Le roman offre le lieu où explorer les nouveaux modes de rapport au monde: il présente l’expérience d’un héros qui affronte le monde, sous le regard d’un lecteur pris dans l’illusion du monde romanesque. Le roman est un jeu sur nos illusion de monde, dans la vie quotidienne et dans la lecture. Le réalisme romantique serait une façon de nous livrer notre rapport aux objets. Dans le contexte des années 1830, ce rapport repose sur le négatif. Les textes disent l’absence de présent, le refus ou l’absence de rencontre avec le réel. Le monde est un ennemi, une matière douée de forces, comme cette boue répandue sur Lucien Leuwen, ou les mottes de terre qui fusent au regard de Fabrice à Waterloo. Le sujet se protège du réel, comme Octave derrière un "mur de diamant", pour se conserver potentiel, donc infini. Le Moi n’existe que dans ce retranchement, la lutte contre un réel fantasmé.
Ce thème influe sur la forme même de la création romanesque. Le roman utilise les forces négatives, du temps et de la matière verbale, pour en faire les conditions de son fonctionnement. Une même question unit ces deux niveaux: comment être singulier pour le Moi comme pour l’œuvre? La réponse de Stendhal est de retourner la force de l’adversaire, et, au lieu de fantasmer ou de craindre la négativité, de la traverser lucidement, de prendre en compte les forces préexistantes sous peine de n’être rien.
L’ironie est la vie de l’œuvre à tous les niveaux, de la création jusqu’à la réception. Elle permet au romancier de suspendre le présent, de le mettre en forme, d’installer un moment d’illusion, mais surtout de choisir son lecteur, et d’anticiper les aléas d’une réception aliénante.
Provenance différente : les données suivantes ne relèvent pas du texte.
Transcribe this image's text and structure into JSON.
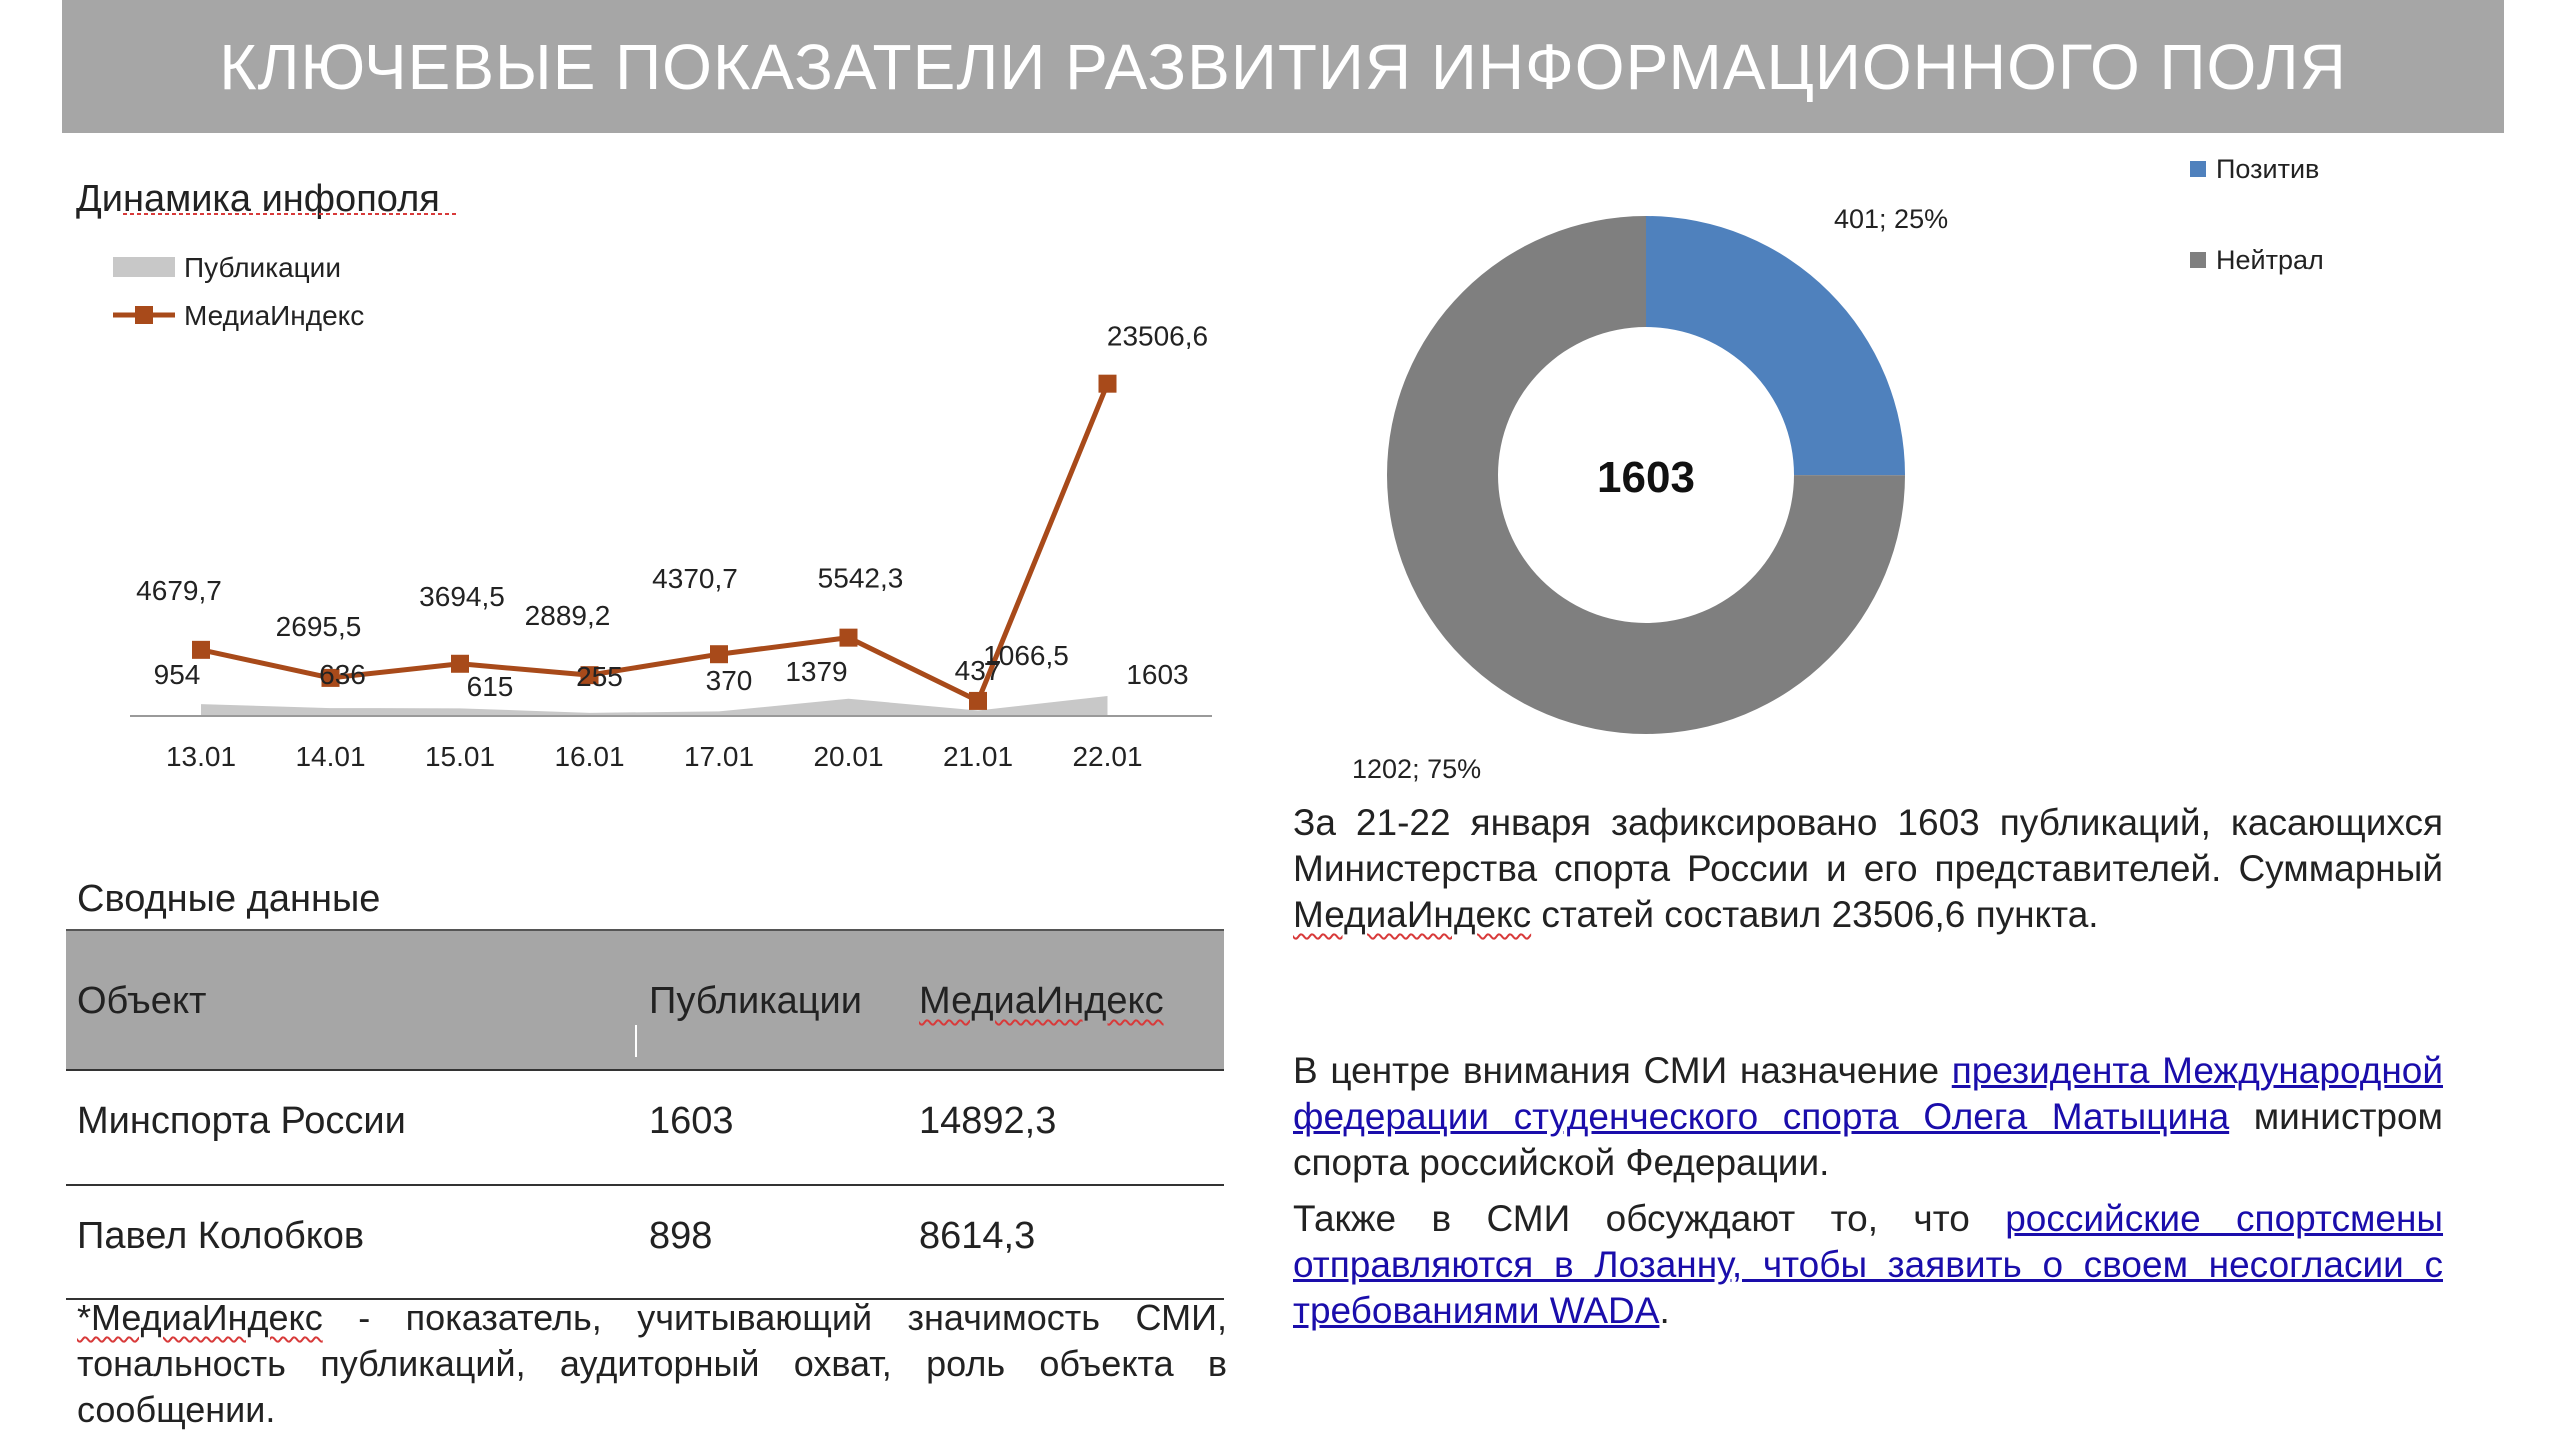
{
  "header": {
    "title": "КЛЮЧЕВЫЕ ПОКАЗАТЕЛИ РАЗВИТИЯ ИНФОРМАЦИОННОГО ПОЛЯ"
  },
  "chart_data": [
    {
      "type": "line",
      "title": "Динамика инфополя",
      "categories": [
        "13.01",
        "14.01",
        "15.01",
        "16.01",
        "17.01",
        "20.01",
        "21.01",
        "22.01"
      ],
      "series": [
        {
          "name": "Публикации",
          "kind": "area",
          "color": "#c8c8c8",
          "values": [
            954,
            636,
            615,
            255,
            370,
            1379,
            437,
            1603
          ],
          "labels": [
            "954",
            "636",
            "615",
            "255",
            "370",
            "1379",
            "437",
            "1603"
          ]
        },
        {
          "name": "МедиаИндекс",
          "kind": "line",
          "color": "#a84a1a",
          "values": [
            4679.7,
            2695.5,
            3694.5,
            2889.2,
            4370.7,
            5542.3,
            1066.5,
            23506.6
          ],
          "labels": [
            "4679,7",
            "2695,5",
            "3694,5",
            "2889,2",
            "4370,7",
            "5542,3",
            "1066,5",
            "23506,6"
          ]
        }
      ],
      "grid": false,
      "legend": "top-left"
    },
    {
      "type": "pie",
      "donut": true,
      "center_label": "1603",
      "slices": [
        {
          "name": "Позитив",
          "value": 401,
          "percent": 25,
          "label": "401; 25%",
          "color": "#4f81bd"
        },
        {
          "name": "Нейтрал",
          "value": 1202,
          "percent": 75,
          "label": "1202; 75%",
          "color": "#7f7f7f"
        }
      ],
      "legend": "top-right"
    }
  ],
  "summary": {
    "title": "Сводные данные",
    "columns": [
      "Объект",
      "Публикации",
      "МедиаИндекс"
    ],
    "rows": [
      [
        "Минспорта России",
        "1603",
        "14892,3"
      ],
      [
        "Павел Колобков",
        "898",
        "8614,3"
      ]
    ],
    "note_term": "*МедиаИндекс",
    "note_rest": " - показатель, учитывающий значимость СМИ, тональность публикаций, аудиторный охват, роль объекта в сообщении."
  },
  "text": {
    "p1_a": "За 21-22 января зафиксировано 1603 публикаций, касающихся Министерства спорта России и его представителей. Суммарный ",
    "p1_term": "МедиаИндекс",
    "p1_b": " статей составил 23506,6 пункта.",
    "p2_a": "В центре внимания СМИ назначение ",
    "p2_link": "президента Международной федерации студенческого спорта Олега Матыцина",
    "p2_b": " министром спорта российской Федерации.",
    "p3_a": "Также в СМИ обсуждают то, что ",
    "p3_link": "российские спортсмены отправляются в Лозанну, чтобы заявить о своем несогласии с требованиями WADA",
    "p3_b": "."
  }
}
L’ironie est principe de l’œuvre vive qui la rend potentielle pour qu’elle puisse s’actualiser à une autre époque. Derrière ces formules un peu larges, gardons-nous d’une vision métaphysique ou irénique de l’ironie: Stendhal n’est pas dupe de la part coercitive que cette expérience de la liberté implique. Le texte est discrètement "subjectivé" par une force qui oblige le lecteur à se désengager de certaines représentations, à formuler certains jugements ou à se laisser partir dans l’imagination, bref, qui l’oblige à être inspiré. L’ironie est une distance secrètement contraignante qui amène le lecteur à croire au monde du livre parce qu’il croit l’élaborer lui-même, selon le fonctionnement de l’illusion. Force cachée, par ses contraintes, l’ironie ouvre la dimension de l’imagination.
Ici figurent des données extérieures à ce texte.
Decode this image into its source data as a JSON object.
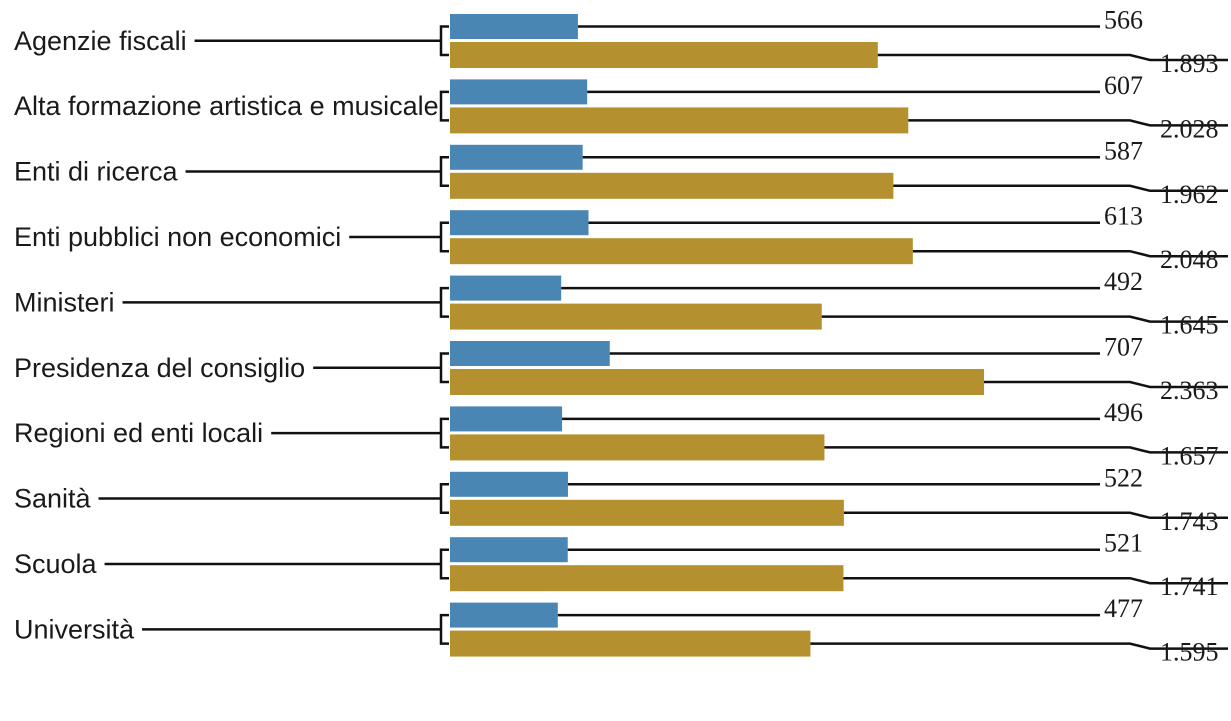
{
  "chart_data": {
    "type": "bar",
    "orientation": "horizontal",
    "categories": [
      "Agenzie fiscali",
      "Alta formazione artistica e musicale",
      "Enti di ricerca",
      "Enti pubblici non economici",
      "Ministeri",
      "Presidenza del consiglio",
      "Regioni ed enti locali",
      "Sanità",
      "Scuola",
      "Università"
    ],
    "series": [
      {
        "color": "#4a86b4",
        "values": [
          566,
          607,
          587,
          613,
          492,
          707,
          496,
          522,
          521,
          477
        ],
        "labels": [
          "566",
          "607",
          "587",
          "613",
          "492",
          "707",
          "496",
          "522",
          "521",
          "477"
        ]
      },
      {
        "color": "#b4912e",
        "values": [
          1893,
          2028,
          1962,
          2048,
          1645,
          2363,
          1657,
          1743,
          1741,
          1595
        ],
        "labels": [
          "1.893",
          "2.028",
          "1.962",
          "2.048",
          "1.645",
          "2.363",
          "1.657",
          "1.743",
          "1.741",
          "1.595"
        ]
      }
    ],
    "xlim": [
      0,
      2363
    ],
    "grid": false,
    "legend": "none"
  }
}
L’ironie romantique s’inscrit donc dans l’histoire de l’esprit au tournant du XVIIIe et du XIXe siècles. Son étude nous permet de tracer un panorama de la pensée européenne à l’époque, de visualiser les échanges culturels entre pays et entre périodes, d’esquisser ainsi un moment de l’histoire des idées. En filigranne, s’explore aussi une question essentielle de la philosophie, le fonctionnement de l’esprit comme mode de rapport au monde.